Calculate the pH of a 0.05 M solution of pyridine ($C_5H_5N$), a weak base. The base ionization constant ($K_b$) for pyridine is $1.77 \times 10^{-9}$.

The solubility product, $K_{sp}$, for lead(II) chloride ($\text{PbCl}_2$) is $1.6 \times 10^{-5}$. Evaluate what happens when $100 \text{ mL}$ of $0.05 \text{ M Pb(NO}_3)_2$ is mixed with $100 \text{ mL}$ of $0.05 \text{ M NaCl}$. Formulate a conclusion based on a calculation of the ionic product, $Q_{sp}$.

Evaluate whether a solution can be simultaneously saturated with AgCl ($K_{sp} = 1.8 \times 10^{-10}$) and AgBr ($K_{sp} = 5.0 \times 10^{-13}$).
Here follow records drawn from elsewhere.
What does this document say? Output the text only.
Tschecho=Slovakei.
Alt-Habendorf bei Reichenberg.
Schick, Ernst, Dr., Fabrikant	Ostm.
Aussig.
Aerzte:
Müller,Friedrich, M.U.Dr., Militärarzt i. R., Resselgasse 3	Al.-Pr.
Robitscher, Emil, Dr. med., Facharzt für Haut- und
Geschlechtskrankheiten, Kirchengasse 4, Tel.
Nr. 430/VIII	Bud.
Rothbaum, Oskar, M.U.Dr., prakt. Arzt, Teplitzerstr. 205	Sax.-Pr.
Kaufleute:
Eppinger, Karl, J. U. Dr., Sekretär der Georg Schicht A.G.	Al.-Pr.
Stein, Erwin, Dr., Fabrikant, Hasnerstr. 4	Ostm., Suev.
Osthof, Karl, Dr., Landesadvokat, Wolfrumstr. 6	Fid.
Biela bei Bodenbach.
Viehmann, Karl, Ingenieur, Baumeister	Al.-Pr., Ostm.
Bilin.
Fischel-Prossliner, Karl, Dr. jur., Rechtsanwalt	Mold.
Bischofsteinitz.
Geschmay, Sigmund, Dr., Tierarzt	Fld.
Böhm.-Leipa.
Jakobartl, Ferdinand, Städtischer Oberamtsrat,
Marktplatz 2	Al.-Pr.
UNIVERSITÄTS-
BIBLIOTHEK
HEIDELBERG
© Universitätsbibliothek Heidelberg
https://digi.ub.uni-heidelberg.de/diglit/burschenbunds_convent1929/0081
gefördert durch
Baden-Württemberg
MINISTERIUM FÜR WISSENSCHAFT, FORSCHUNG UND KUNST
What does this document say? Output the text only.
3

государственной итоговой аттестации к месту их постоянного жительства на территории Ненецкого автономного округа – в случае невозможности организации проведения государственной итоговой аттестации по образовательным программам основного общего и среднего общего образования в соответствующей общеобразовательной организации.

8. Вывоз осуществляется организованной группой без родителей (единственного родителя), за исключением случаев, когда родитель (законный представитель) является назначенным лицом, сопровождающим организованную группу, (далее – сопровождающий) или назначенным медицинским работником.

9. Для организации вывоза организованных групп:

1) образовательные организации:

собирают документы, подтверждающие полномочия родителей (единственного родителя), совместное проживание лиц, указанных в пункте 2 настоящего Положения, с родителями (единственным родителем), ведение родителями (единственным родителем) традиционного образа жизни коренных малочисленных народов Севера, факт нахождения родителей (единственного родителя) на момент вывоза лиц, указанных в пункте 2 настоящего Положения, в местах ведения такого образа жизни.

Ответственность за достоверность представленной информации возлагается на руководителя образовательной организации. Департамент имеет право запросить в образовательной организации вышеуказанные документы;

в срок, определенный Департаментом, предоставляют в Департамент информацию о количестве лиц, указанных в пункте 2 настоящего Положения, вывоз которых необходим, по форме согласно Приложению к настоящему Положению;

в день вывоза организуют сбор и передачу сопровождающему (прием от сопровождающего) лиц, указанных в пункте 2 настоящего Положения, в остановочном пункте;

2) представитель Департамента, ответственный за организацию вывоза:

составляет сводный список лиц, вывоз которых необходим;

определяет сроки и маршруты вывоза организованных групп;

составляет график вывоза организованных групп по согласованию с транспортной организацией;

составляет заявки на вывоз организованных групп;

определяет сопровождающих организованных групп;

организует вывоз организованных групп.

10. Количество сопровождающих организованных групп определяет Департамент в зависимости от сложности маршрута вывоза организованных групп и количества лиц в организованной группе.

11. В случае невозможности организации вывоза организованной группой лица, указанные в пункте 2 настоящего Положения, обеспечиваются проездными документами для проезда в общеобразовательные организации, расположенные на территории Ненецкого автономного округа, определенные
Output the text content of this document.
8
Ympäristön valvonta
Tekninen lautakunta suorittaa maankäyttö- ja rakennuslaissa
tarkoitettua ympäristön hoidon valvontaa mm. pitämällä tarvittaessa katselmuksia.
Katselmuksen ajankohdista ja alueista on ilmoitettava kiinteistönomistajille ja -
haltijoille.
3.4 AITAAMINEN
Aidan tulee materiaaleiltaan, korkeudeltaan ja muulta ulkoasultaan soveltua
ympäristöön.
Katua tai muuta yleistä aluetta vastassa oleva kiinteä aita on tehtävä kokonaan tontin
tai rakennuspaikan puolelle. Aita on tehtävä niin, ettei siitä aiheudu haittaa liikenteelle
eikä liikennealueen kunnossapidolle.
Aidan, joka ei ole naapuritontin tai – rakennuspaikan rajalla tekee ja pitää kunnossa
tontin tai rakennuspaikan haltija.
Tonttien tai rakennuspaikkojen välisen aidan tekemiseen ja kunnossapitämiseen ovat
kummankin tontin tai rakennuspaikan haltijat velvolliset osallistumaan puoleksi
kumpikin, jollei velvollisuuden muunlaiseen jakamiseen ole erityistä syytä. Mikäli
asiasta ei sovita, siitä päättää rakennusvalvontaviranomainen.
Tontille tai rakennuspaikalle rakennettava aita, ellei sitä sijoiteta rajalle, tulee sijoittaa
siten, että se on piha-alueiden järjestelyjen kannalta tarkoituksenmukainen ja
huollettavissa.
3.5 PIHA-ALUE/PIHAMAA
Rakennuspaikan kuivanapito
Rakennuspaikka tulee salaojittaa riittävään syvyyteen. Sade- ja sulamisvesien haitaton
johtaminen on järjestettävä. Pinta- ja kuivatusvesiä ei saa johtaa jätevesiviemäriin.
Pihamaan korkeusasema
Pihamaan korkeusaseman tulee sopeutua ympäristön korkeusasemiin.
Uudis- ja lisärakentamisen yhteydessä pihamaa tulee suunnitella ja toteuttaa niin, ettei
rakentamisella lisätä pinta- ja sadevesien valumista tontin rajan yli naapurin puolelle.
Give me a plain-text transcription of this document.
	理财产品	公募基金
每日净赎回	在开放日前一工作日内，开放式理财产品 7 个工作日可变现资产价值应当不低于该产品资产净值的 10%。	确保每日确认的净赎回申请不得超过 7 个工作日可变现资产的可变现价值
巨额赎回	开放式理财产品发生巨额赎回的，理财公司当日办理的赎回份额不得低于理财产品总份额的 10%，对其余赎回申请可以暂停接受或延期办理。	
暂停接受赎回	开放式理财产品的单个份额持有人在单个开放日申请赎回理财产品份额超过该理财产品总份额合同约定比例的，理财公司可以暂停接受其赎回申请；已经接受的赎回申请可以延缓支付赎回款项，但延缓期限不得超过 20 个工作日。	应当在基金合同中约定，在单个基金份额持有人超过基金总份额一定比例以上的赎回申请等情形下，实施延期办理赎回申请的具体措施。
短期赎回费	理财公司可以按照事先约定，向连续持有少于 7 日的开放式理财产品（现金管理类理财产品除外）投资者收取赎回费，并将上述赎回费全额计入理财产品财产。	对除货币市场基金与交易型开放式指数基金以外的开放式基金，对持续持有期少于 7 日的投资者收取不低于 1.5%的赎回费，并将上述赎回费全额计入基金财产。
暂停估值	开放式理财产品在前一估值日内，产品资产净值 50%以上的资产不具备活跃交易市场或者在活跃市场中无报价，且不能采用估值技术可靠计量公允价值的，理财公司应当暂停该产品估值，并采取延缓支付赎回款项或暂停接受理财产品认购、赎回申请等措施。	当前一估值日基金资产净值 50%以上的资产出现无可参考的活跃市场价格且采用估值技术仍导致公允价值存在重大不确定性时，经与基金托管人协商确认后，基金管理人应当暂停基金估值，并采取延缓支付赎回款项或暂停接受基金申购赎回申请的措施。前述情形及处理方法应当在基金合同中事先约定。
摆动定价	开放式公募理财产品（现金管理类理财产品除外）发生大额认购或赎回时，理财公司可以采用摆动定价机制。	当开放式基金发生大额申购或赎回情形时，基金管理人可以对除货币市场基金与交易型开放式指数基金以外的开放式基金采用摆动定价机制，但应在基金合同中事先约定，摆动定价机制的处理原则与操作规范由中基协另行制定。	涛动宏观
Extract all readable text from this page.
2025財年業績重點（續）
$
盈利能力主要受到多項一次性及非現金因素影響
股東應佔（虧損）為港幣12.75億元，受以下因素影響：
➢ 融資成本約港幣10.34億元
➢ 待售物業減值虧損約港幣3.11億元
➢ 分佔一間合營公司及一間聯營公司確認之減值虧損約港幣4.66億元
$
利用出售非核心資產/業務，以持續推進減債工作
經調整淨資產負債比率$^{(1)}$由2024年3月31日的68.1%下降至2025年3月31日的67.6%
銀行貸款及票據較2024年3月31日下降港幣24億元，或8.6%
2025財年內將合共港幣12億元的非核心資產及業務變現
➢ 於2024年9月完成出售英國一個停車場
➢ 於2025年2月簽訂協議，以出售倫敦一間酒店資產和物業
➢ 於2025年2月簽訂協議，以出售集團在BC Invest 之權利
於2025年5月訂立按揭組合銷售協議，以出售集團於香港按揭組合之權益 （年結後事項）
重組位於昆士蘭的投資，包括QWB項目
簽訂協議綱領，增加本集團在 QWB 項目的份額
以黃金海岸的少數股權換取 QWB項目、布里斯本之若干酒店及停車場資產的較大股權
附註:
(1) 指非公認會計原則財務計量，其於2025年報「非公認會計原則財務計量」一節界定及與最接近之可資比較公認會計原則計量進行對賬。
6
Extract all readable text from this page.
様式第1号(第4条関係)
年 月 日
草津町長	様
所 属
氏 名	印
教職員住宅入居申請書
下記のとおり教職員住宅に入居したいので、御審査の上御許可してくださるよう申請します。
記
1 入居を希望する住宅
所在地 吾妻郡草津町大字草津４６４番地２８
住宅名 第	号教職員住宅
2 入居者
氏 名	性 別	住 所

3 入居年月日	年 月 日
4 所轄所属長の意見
Justify your conclusion.

The solubility product ($K_{sp}$) of magnesium hydroxide, $Mg(OH)_2$, is $1.8 \times 10^{-11}$. Calculate its molar solubility in a solution that is buffered at a pH of 9.0.

Calculate the pH of a 0.10 M solution of sodium cyanide (NaCN). The acid dissociation constant ($K_a$) for hydrocyanic acid (HCN) is $4.9 \times 10^{-10}$.

Formulate a prediction about the direction of equilibrium shift for the reaction $\text{PCl}_5(\text{g}) \rightleftharpoons \text{PCl}_3(\text{g}) + \text{Cl}_2(\text{g})$ if an inert gas is added at constant pressure. Justify your answer.